Transrate: Quality assessment of de-novo transcriptome assemblies
Improvements in short-read sequencing technology combined with rapidly decreasing prices have enabled the use of RNA-seq to assay the transcriptome of species whose genome has not been sequenced. De-novo transcriptome assembly attempts to reconstruct the original transcript sequences from short reads. Such transcriptome assemblies are relied upon for gene expression studies, phylogenetic analyses, and molecular tooling. It is therefore important to ensure that assemblies are as accurate as possible, but to date there are no tools for deep quality assessment of assemblies. We present Transrate, an open source command-line program and library implemented in the Ruby and C languages that automates deep analysis of transcriptome assembly quality. Transrate evaluates assemblies based on inspecting contigs, read mapping, and comparison to reference species with an extensive suite of established and novel metrics. In addition we introduce the transrate score: a novel summary statistic based on an explicit, intuitive statistical model of the transcriptome, that captures many aspects of assembly quality.
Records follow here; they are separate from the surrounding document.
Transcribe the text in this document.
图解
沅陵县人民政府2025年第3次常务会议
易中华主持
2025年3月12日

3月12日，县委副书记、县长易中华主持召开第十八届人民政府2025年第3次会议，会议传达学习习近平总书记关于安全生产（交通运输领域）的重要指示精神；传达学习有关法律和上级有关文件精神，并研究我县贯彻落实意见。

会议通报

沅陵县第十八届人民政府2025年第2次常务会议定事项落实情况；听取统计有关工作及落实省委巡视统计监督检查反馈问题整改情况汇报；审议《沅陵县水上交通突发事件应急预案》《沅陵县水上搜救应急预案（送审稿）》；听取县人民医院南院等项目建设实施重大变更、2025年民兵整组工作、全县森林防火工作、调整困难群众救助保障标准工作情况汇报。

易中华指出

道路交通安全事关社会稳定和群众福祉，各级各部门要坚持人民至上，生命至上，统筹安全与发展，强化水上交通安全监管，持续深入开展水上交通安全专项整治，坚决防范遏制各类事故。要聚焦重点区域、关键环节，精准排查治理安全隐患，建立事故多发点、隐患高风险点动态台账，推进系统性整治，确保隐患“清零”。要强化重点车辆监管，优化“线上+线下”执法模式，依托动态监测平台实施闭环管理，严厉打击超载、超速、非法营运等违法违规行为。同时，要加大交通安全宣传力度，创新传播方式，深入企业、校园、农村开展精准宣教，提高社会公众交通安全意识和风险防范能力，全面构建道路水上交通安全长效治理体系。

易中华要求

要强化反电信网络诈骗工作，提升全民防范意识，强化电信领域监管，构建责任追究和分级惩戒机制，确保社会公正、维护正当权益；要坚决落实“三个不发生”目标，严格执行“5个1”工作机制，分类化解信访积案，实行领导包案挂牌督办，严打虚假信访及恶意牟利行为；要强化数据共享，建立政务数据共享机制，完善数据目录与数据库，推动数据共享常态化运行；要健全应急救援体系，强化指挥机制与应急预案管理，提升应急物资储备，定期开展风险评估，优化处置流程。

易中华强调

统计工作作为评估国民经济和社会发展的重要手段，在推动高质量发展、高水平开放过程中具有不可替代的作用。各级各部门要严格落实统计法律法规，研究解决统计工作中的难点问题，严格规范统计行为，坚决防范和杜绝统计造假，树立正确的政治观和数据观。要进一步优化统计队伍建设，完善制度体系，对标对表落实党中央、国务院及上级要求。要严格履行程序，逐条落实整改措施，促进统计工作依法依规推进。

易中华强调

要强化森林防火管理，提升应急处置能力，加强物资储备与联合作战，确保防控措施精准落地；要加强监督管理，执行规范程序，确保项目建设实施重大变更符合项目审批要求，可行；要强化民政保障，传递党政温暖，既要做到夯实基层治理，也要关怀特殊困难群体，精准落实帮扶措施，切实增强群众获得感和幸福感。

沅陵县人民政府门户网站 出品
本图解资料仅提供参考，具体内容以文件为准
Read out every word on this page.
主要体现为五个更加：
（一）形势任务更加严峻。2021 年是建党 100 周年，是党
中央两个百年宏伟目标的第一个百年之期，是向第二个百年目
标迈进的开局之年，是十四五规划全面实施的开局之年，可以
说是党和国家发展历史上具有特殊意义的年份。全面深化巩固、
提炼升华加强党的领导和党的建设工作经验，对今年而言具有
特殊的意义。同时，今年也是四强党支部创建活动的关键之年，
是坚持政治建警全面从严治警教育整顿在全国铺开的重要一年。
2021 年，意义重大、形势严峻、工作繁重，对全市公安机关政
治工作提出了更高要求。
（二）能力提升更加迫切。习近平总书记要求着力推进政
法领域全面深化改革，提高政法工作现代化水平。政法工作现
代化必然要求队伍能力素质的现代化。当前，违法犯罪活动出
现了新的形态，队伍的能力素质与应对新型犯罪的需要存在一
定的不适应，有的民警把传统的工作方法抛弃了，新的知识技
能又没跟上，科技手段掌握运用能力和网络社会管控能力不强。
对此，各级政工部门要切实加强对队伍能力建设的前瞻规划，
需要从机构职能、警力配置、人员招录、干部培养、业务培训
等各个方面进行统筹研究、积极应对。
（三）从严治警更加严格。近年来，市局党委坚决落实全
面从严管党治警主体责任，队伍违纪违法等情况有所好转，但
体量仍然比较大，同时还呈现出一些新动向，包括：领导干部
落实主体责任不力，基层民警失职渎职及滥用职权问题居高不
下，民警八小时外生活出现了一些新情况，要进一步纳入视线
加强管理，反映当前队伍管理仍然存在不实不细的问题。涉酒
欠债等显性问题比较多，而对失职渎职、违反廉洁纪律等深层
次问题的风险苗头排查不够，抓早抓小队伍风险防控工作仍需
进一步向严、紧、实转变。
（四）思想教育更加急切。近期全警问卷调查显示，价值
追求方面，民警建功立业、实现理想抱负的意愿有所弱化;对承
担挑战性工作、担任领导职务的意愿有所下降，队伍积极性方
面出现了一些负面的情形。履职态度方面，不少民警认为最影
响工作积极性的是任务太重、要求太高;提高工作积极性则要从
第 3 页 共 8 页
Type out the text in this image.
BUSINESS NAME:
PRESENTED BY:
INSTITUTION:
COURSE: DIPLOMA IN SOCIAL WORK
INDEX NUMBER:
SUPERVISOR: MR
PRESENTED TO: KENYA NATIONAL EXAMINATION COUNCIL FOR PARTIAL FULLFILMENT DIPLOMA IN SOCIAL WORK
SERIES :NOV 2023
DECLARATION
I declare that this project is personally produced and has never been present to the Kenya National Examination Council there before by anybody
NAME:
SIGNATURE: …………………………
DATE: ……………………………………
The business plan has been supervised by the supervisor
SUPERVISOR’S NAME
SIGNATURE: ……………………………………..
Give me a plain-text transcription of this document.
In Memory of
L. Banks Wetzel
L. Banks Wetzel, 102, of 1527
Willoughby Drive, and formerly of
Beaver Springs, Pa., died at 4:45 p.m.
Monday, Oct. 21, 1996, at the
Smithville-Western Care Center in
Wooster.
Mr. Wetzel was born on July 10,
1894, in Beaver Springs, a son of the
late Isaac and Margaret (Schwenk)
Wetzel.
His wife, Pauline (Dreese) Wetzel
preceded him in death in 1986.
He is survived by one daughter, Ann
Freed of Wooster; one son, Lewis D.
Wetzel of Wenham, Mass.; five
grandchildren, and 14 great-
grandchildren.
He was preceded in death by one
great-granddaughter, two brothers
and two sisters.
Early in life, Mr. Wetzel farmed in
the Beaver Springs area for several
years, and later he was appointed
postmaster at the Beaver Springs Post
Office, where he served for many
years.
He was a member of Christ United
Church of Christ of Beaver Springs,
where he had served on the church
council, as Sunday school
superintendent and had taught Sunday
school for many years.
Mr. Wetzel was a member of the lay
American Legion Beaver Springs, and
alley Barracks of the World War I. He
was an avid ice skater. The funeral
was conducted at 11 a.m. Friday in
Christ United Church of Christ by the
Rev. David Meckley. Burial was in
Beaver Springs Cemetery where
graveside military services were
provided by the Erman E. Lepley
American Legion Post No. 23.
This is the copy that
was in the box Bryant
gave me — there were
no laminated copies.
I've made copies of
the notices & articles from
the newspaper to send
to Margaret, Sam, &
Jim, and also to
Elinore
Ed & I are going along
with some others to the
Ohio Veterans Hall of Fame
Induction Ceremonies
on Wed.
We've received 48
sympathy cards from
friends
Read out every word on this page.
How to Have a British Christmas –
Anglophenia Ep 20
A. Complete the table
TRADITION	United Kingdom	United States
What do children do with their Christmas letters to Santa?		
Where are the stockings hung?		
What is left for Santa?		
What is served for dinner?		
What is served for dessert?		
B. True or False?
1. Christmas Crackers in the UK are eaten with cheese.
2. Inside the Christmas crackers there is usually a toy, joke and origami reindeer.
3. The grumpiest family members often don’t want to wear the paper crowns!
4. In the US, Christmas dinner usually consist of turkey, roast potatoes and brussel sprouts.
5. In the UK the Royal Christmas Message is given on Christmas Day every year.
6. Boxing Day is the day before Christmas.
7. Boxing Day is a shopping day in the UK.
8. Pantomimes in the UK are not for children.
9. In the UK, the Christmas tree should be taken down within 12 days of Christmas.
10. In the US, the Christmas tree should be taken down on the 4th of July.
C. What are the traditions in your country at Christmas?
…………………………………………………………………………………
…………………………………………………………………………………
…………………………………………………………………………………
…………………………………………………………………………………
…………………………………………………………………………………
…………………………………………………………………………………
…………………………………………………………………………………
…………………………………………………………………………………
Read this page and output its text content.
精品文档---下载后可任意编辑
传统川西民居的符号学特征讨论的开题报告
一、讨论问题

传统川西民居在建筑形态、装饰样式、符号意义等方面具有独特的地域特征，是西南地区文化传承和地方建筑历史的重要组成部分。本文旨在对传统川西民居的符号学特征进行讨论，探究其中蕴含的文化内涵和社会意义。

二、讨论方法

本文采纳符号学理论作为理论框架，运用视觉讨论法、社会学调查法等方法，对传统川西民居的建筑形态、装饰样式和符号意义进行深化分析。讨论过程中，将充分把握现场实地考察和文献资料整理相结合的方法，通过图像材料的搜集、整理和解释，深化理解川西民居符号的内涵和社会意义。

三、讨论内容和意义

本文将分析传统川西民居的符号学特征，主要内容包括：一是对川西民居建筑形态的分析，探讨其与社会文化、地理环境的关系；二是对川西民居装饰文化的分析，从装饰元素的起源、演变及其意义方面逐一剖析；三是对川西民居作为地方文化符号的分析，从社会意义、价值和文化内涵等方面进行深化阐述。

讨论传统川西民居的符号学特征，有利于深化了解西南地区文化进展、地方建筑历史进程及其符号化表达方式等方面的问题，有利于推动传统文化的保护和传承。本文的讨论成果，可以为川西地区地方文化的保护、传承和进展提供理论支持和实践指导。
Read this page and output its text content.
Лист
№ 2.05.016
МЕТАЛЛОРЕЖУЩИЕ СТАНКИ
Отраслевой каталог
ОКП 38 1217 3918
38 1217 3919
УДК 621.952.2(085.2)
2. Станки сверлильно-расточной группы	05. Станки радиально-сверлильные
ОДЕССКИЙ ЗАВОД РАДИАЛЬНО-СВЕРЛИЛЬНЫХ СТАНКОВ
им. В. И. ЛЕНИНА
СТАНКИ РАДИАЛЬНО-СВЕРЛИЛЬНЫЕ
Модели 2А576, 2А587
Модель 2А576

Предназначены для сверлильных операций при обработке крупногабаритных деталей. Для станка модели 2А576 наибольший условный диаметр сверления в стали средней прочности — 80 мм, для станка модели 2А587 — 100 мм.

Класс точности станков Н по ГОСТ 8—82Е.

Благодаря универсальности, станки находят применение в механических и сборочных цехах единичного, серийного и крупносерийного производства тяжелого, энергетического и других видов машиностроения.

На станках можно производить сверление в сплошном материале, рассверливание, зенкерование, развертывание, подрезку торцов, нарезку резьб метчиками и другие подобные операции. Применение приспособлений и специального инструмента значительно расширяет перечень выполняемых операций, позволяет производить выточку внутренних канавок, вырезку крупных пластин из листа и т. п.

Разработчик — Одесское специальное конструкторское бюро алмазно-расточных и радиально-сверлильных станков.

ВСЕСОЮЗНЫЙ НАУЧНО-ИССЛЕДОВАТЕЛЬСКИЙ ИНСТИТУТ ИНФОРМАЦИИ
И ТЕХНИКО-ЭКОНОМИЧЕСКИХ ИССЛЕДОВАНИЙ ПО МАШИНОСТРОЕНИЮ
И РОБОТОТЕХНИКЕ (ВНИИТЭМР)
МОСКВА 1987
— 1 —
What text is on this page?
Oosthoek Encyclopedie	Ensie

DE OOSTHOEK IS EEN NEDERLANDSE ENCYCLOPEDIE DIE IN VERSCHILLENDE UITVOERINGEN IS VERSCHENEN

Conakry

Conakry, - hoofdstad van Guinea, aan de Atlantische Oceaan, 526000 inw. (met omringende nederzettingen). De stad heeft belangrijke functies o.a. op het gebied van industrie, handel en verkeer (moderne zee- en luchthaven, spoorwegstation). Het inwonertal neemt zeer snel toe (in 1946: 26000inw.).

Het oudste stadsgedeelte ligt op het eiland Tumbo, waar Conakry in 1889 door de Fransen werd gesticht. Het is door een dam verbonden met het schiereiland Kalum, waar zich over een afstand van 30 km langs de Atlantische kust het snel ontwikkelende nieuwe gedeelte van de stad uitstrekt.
We demonstrate using both published and simulated data that using Transrate identifies the strengths and weaknesses of different assembly strategies and enables informed optimisation of assembly pipelines.
The use of RNA-seq for de-novo transcriptome assembly is a complex procedure, but if done well can yield valuable, high throughput biological insights at relatively low cost (e.g. (Aubry 2014)). The analytical pipeline might include inspecting reads, trimming adapters amd low quality bases, read error correction, digital normalization, assembly and post-assembly improvements. Because the computational problems involved in these steps are hard to solve, there are many competing approaches, and because each organism has unique genomic properties, the algorithms need to be selected and tuned carefully for each experiment.